Un caso politico simile, che si basa cioè su una certa componente di sovranismo, si è creato anche in Italia. A novembre Unicredit, nel bel mezzo dell’operazione Commerzbank, ha avviato le pratiche per un’Offerta Pubblica di Scambio su Banco BPM, con l’obiettivo di acquisirla del tutto. L’operazione fu criticata dal governo italiano. Il ministro dell’Economia Giancarlo Giorgetti disse che avrebbe valutato di bloccarla col golden power e il ministro Matteo Salvini la definì una mossa predatoria verso il sistema bancario italiano: «Unicredit ormai di italiano ha poco e niente, è una banca straniera», disse.
In realtà c’erano motivazioni ben più concrete. La mossa di Unicredit fu vista dal governo italiano come un’interferenza nella vendita di MPS, banca ancora in gran parte di proprietà dello Stato e per cui da anni i governi che si sono succeduti cercano un acquirente, per ora senza successo.
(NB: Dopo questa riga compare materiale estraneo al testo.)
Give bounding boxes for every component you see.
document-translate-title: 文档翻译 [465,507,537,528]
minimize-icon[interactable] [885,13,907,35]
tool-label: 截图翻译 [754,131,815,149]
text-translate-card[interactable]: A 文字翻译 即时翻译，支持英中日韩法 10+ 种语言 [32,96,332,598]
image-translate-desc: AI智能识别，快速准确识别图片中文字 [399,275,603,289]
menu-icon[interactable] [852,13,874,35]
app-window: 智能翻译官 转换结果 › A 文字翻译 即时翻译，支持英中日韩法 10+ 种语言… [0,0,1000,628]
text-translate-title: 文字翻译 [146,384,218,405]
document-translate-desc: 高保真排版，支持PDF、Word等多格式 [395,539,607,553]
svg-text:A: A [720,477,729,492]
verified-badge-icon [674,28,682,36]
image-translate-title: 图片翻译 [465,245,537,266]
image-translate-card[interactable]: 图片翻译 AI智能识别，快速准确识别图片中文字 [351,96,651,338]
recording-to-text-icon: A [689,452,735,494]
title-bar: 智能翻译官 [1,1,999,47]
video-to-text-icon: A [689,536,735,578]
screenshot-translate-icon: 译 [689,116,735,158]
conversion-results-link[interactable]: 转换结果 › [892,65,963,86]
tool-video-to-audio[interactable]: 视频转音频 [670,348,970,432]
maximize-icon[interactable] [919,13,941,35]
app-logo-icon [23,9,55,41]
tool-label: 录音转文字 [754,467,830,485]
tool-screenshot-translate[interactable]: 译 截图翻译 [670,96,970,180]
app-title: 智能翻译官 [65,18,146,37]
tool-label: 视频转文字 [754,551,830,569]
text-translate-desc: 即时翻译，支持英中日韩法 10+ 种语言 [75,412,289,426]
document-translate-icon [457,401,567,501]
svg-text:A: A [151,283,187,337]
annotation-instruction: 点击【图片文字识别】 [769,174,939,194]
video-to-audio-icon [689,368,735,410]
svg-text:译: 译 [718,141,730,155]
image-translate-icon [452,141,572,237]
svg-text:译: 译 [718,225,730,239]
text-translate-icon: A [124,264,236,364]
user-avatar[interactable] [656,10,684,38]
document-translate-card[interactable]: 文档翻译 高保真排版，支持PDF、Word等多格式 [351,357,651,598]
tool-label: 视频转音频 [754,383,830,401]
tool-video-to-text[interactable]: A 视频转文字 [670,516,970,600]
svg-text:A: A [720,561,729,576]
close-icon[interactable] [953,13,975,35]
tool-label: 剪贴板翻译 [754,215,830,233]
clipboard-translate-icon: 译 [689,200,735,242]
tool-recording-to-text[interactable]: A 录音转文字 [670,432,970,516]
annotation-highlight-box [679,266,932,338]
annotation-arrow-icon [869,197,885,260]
Banco BPM ne aveva comprato recentemente il 5 per cento, ma non c’erano elementi concreti che facessero presupporre un reale interesse. Un’eventuale acquisizione da parte di Unicredit avrebbe di fatto interrotto sul nascere l’operazione MPS, su cui il governo punta molto: vuole incassare complessivamente circa due miliardi di euro, che rientrano nell’ambito di un ambizioso piano di privatizzazioni con cui prevede di ottenere circa venti miliardi di euro entro il 2026.
Da allora il governo italiano ha tenuto un atteggiamento quantomeno ambiguo: ha contrastato pubblicamente l’operazione di Unicredit, ma qualche settimana dopo ha di fatto avallato l’aumento della quota in Banco BPM di Crédit Agricole, questa sì una banca straniera che da tempo sta cercando di conquistare il mercato italiano.
Messina si è mostrato dunque critico di fronte alle ingerenze dei due governi, italiano e tedesco, nelle attività di Unicredit: «Sono gli azionisti […] coloro che investono nelle aziende […] a determinarne il futuro», non i governi, ha detto. Intesa peraltro non ha al momento alcun ruolo nel “risiko bancario”: l’ultima operazione di rilievo risale al 2020, quando prese il controllo di Ubi Banca, per poi incorporarla del tutto l’anno seguente.